Originally posted by Eventine
Alle,
It's a GST and it's the worst thing that has happened to books in Australia in recent history!


That's it! I can well imagine that its awful and am sorry you all have to put up with it. I am glad those of us from outside Australia don't have to pay it. :-)

Continuing my book buying madness, I preordered The Witch Queen by Jan Seigel, Transformation by Carol Berg (which was selected by my fantasy book club) and Glimmers. :-)
 
Llama: I won't disagree with you that many of the "fantastic" elements of The Book of the New Sun turn out to have "scientific" explanations. I doubt, however, that that's true of all of them. I'm thinking, in particular, about the presence of some of the "mythical" monsters, such as the undines, and about some of the theological aspects of the coming of the New Sun.

Can you make a case that The Book of the New Sun reads more like fantasy, despite the sci-fi content? Of course Wolfe's style is pretty darn unique, but the narrative structure and other stylistic elements bear more resemblance to other fantasy "quest" epics than to science fiction stories. Maybe I haven't read enough sci-fi to detect its influence in Wolfe's writing.
 
>>Llama: I won't disagree with you that many of the "fantastic" elements of The Book of the New Sun turn out to have "scientific" explanations. I doubt, however, that that's true of all of them. I'm thinking, in particular, about the presence of some of the "mythical" monsters, such as the undines, and about some of the theological aspects of the coming of the New Sun.

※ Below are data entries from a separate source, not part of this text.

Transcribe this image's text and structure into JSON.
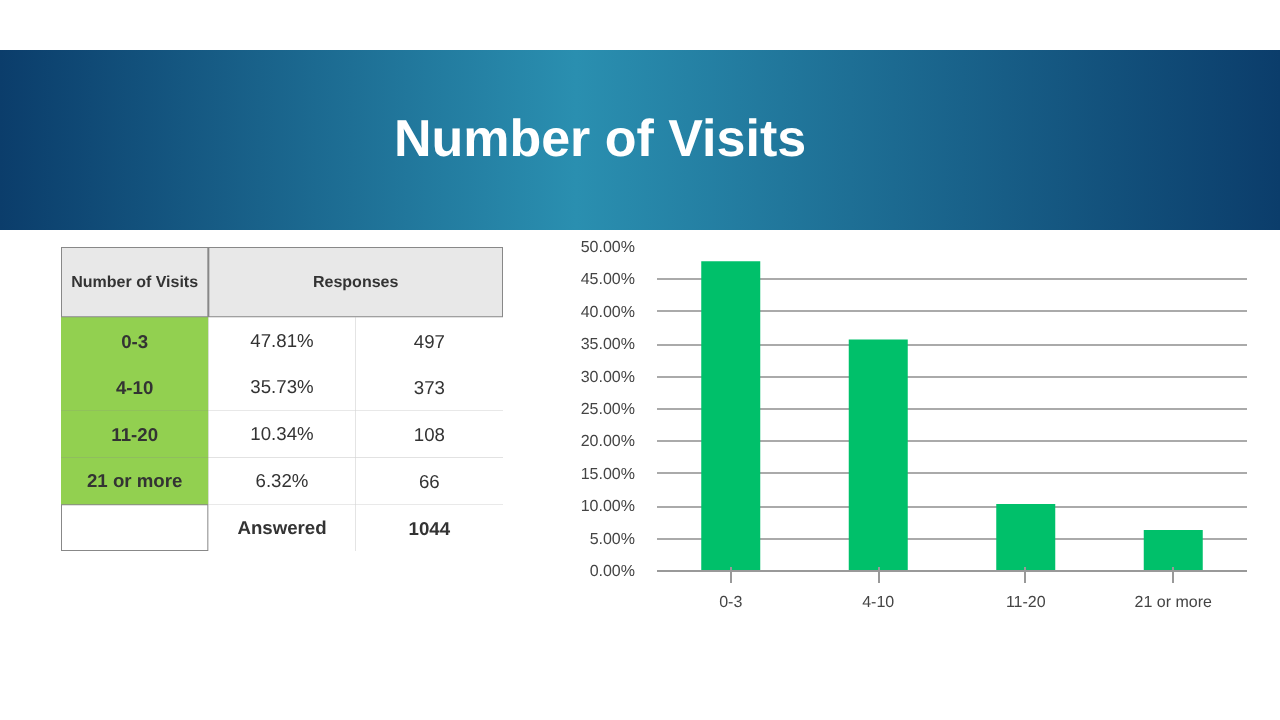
{
  "chart_data": [
    {
      "type": "other",
      "annotations": [
        "Number of Visits",
        "Responses",
        "0-3",
        "47.81%",
        "497",
        "4-10",
        "35.73%",
        "373",
        "11-20",
        "10.34%",
        "108",
        "21 or more",
        "6.32%",
        "66",
        "Answered",
        "1044"
      ]
    },
    {
      "type": "bar",
      "title": "Number of Visits",
      "categories": [
        "0-3",
        "4-10",
        "11-20",
        "21 or more"
      ],
      "values": [
        47.81,
        35.73,
        10.34,
        6.32
      ],
      "color": "#00c06a",
      "ylim": [
        0,
        50
      ],
      "yticks": [
        {
          "value": 0,
          "label": "0.00%"
        },
        {
          "value": 5,
          "label": "5.00%"
        },
        {
          "value": 10,
          "label": "10.00%"
        },
        {
          "value": 15,
          "label": "15.00%"
        },
        {
          "value": 20,
          "label": "20.00%"
        },
        {
          "value": 25,
          "label": "25.00%"
        },
        {
          "value": 30,
          "label": "30.00%"
        },
        {
          "value": 35,
          "label": "35.00%"
        },
        {
          "value": 40,
          "label": "40.00%"
        },
        {
          "value": 45,
          "label": "45.00%"
        },
        {
          "value": 50,
          "label": "50.00%"
        }
      ],
      "grid": "y"
    }
  ]
}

Well, the belief in the coming of the New Sun is just a belief, I don't think it impacts the argument much one way or another. The undines are a bit harder to fit, I agree, but it's not impossible, and I'm curious whether more explanation is given in URTH OF THE NEW SUN, which I am now reading, or in the LONG SUN or SHORT SUN books. I'll also note that NEW SUN is a complicated, often oblique book with an unreliable narrator. More things become clear upon a first rereading and I'm sure that will continue to be the case with later rereadings. But I'm fairly confident that Wolfe intended for there to be a scientific explanation for all of the events, not only because Pringle says so, but also because this is in part what the book is about -- about clothing science fiction in the style of quest fantasy. As reviewer Peter Wright notes, NEW SUN involves "the presentation of [a] rational sf novel as a non-rational fantasy". Note also that Wolfe makes an attempt to link the story to "our" time (or to a time that is at least recognizable as "our" future) through the character of Jonas.

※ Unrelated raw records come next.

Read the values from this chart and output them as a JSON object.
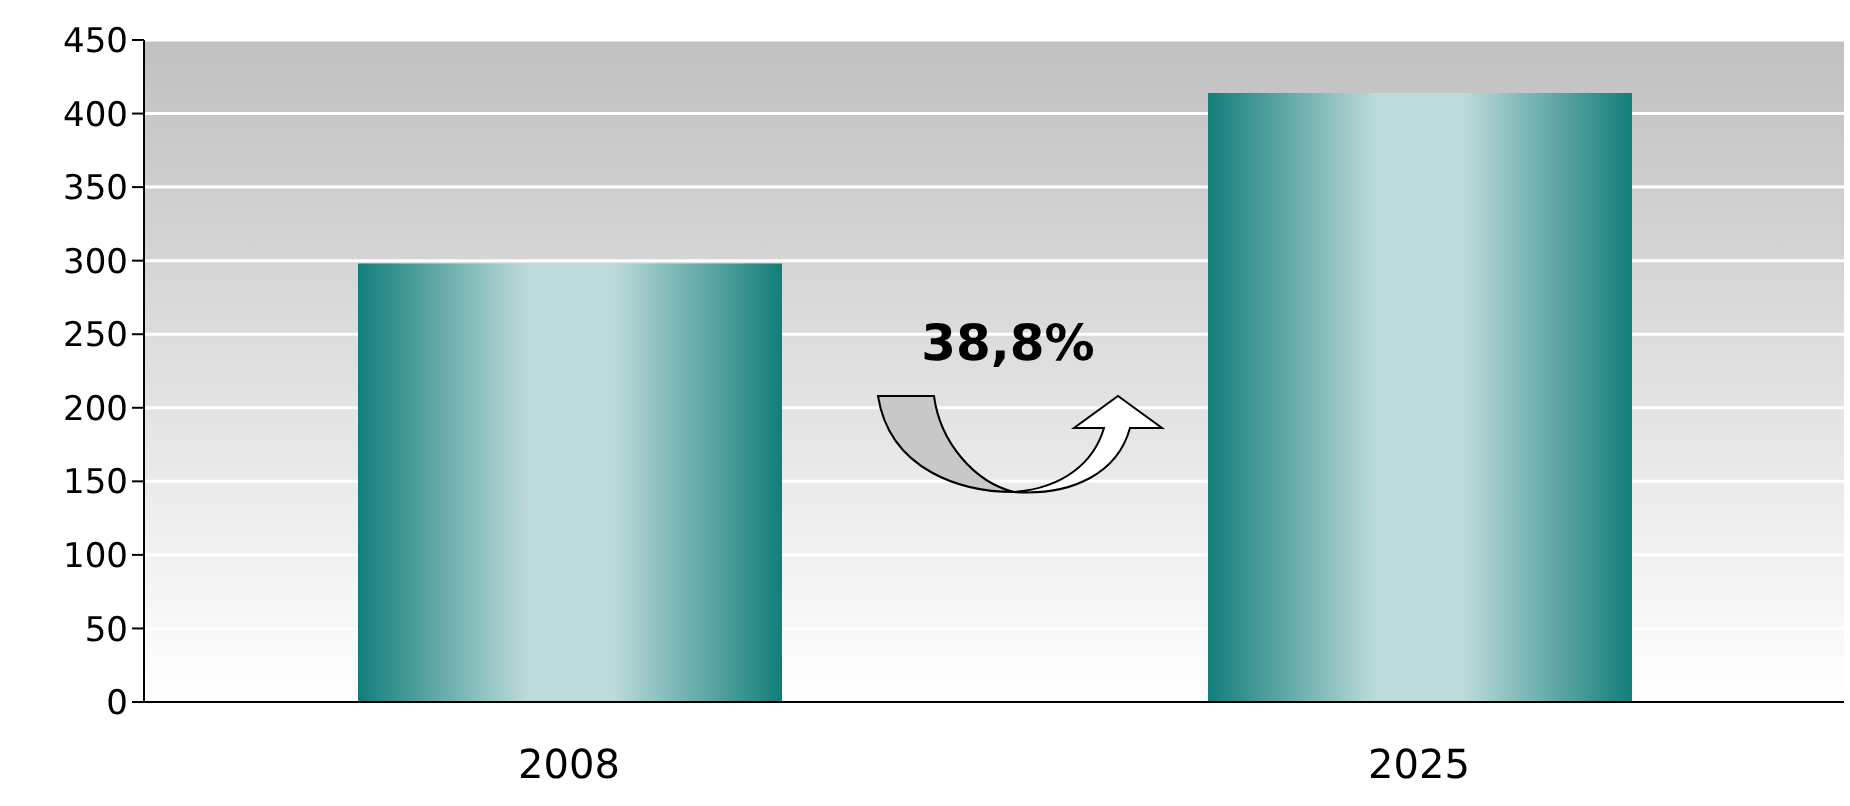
{
  "chart_data": {
    "type": "bar",
    "categories": [
      "2008",
      "2025"
    ],
    "values": [
      298,
      414
    ],
    "color": "#127e7a",
    "ylim": [
      0,
      450
    ],
    "yticks": [
      0,
      50,
      100,
      150,
      200,
      250,
      300,
      350,
      400,
      450
    ],
    "grid": "y",
    "annotations": [
      "38,8%"
    ]
  }
}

>>Can you make a case that The Book of the New Sun reads more like fantasy, despite the sci-fi content? Of course Wolfe's style is pretty darn unique, but the narrative structure and other stylistic elements bear more resemblance to other fantasy "quest" epics than to science fiction stories.

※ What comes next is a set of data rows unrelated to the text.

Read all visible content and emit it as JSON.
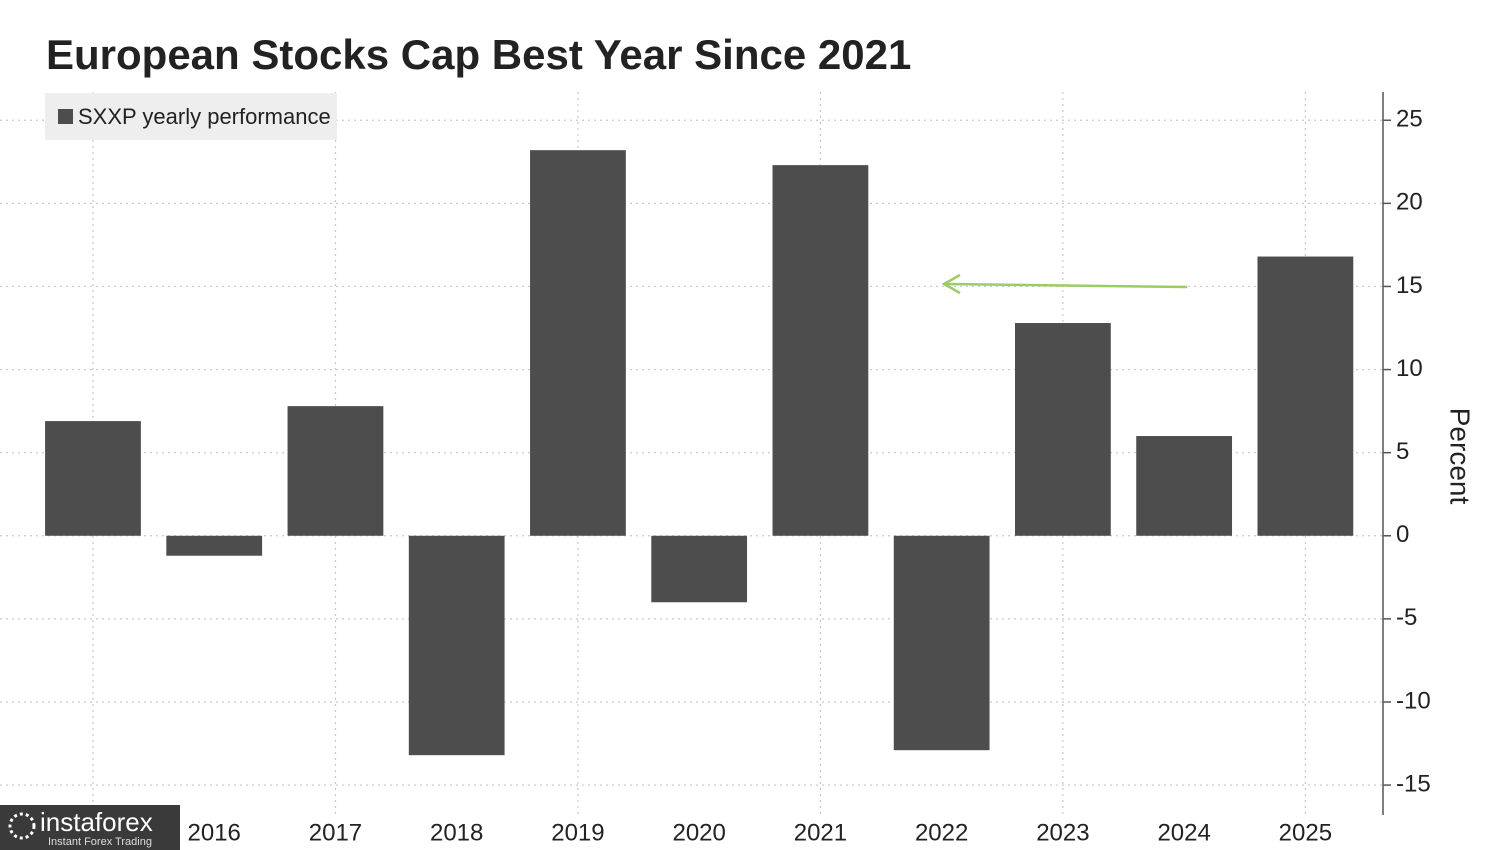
{
  "chart_data": {
    "type": "bar",
    "title": "European Stocks Cap Best Year Since 2021",
    "categories": [
      null,
      "2016",
      "2017",
      "2018",
      "2019",
      "2020",
      "2021",
      "2022",
      "2023",
      "2024",
      "2025"
    ],
    "series": [
      {
        "name": "SXXP yearly performance",
        "color": "#4d4d4d",
        "values": [
          6.9,
          -1.2,
          7.8,
          -13.2,
          23.2,
          -4.0,
          22.3,
          -12.9,
          12.8,
          6.0,
          16.8
        ]
      }
    ],
    "ylim": [
      -16.8,
      26.7
    ],
    "yticks": [
      -15,
      -10,
      -5,
      0,
      5,
      10,
      15,
      20,
      25
    ],
    "y_label": "Percent",
    "grid": true,
    "legend": "top-left"
  },
  "watermark": {
    "brand": "instaforex",
    "tagline": "Instant Forex Trading"
  }
}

I agree, see my point above.
 
When summertime arrives I tend to go a little crazy in terms of book buying. Just recently I bought John Marco's The Saints of the Sword , C.S. Freidman's Coldfire Trilogy, Steven Erikson's Memories of Ice.

Next on my wish list is China Mieville's The Scar . If it anywhere near as good as Perdido Street Station then I will be a happy man.

By the way, I'm about halfway through Marco's book and I am enjoying it immensely.